An interview with the Iranian president was cut short after Christiane Amanpour refused to wear a headscarf

Iranian President Ebrahim Raisi did not show up for his first interview on US soil after CNN’s Christiane Amanpour politely declined his request to wear a headscarf, a reporter said on Twitter. thread on Thursday.

“After weeks of planning and eight hours of setting up translation equipment, lights and cameras, we were ready. But there was no sign of President Rais,” explained Amanpour. “40 minutes after the start of the interview, an aide came. According to him, the president advised me to wear a headscarf because now are the holy months of Muharram and Safari.”

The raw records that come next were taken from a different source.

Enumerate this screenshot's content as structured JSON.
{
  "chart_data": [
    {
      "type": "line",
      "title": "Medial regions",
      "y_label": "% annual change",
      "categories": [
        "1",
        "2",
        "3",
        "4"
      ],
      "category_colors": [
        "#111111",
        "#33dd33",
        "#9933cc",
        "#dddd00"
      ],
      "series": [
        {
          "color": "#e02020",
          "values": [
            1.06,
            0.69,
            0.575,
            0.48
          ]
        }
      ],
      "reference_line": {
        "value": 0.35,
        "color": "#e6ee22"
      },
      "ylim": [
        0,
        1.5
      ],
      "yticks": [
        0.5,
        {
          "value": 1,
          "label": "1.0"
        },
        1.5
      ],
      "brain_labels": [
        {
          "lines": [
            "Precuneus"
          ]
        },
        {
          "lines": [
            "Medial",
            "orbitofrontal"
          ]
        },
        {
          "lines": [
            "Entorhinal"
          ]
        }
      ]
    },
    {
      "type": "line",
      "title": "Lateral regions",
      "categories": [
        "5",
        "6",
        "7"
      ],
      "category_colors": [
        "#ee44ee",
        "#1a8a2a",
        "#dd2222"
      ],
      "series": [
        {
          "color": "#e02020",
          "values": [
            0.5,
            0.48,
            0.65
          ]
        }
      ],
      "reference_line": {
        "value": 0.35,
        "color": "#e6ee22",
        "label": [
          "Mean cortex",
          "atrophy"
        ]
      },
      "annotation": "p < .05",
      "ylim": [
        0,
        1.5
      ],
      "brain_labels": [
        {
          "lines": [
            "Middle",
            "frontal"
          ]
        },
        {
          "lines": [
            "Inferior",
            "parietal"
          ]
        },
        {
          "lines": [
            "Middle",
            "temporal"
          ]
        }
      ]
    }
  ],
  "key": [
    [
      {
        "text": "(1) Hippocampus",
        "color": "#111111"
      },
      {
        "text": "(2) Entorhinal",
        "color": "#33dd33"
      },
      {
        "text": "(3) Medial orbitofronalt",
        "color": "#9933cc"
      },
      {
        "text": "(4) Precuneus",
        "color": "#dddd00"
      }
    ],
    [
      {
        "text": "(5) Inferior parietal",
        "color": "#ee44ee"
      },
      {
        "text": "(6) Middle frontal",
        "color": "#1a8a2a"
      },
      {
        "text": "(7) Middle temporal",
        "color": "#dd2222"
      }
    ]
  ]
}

Although Amanpour has previously worn headscarves during interviews in other countries, such as Iran or Afghanistan, she noted that she would not wear a headscarf in a country where it is not required. CBS News Correspondent Lesley Stahl interviewed Raisi last week “60 Minutes” before the death in custody and the protests that followed. The interview took place in Tehran, the capital of Iran, and Stahl wore a headscarf.

“We are in New York, where there is no law or tradition when it comes to headscarves,” the journalist wrote. “I pointed out that no previous Iranian president has ever asked for that when I’ve interviewed them outside of Iran.”

According to Amanpour, he had been informed of Rais’s demand by an aide “widespread protests were hinted at“A woman has died in police custody in Iran right now after she was arrested by the morality police for not covering her hair completely with her hijab.

“And so we walked away,” Amanpour tweeted. “The interview did not take place. As protests continue and people are being killed in Iran, it would have been an important moment to talk to President Rais.”

Under Iranian law, women must follow a specific dress code based on the country’s interpretation of Sharia. This includes wearing a hijab to cover your hair, as well as wearing loose-fitting clothes to hide your figure, the BBC reports.

Last week, 22-year-old Mahsa Amini from Kurdistan visited Tehran when he was arrested by the morality police for not following the head covering rule. He died while in custody.

Amini died due to medical conditions, police said, saying he suffered a heart attack. Amin’s family denied he had any health problems, and critics and eyewitnesses denied it claimed that the woman was beaten in a police van before falling into a coma.

Since the incident, protests have erupted across Iran in response to Amin’s death. Many women are public burning their hijabs and cutting their hair in solidarity with Amin. At least 17 people have been killed in the protests and internet connection has been cut in many parts of the country.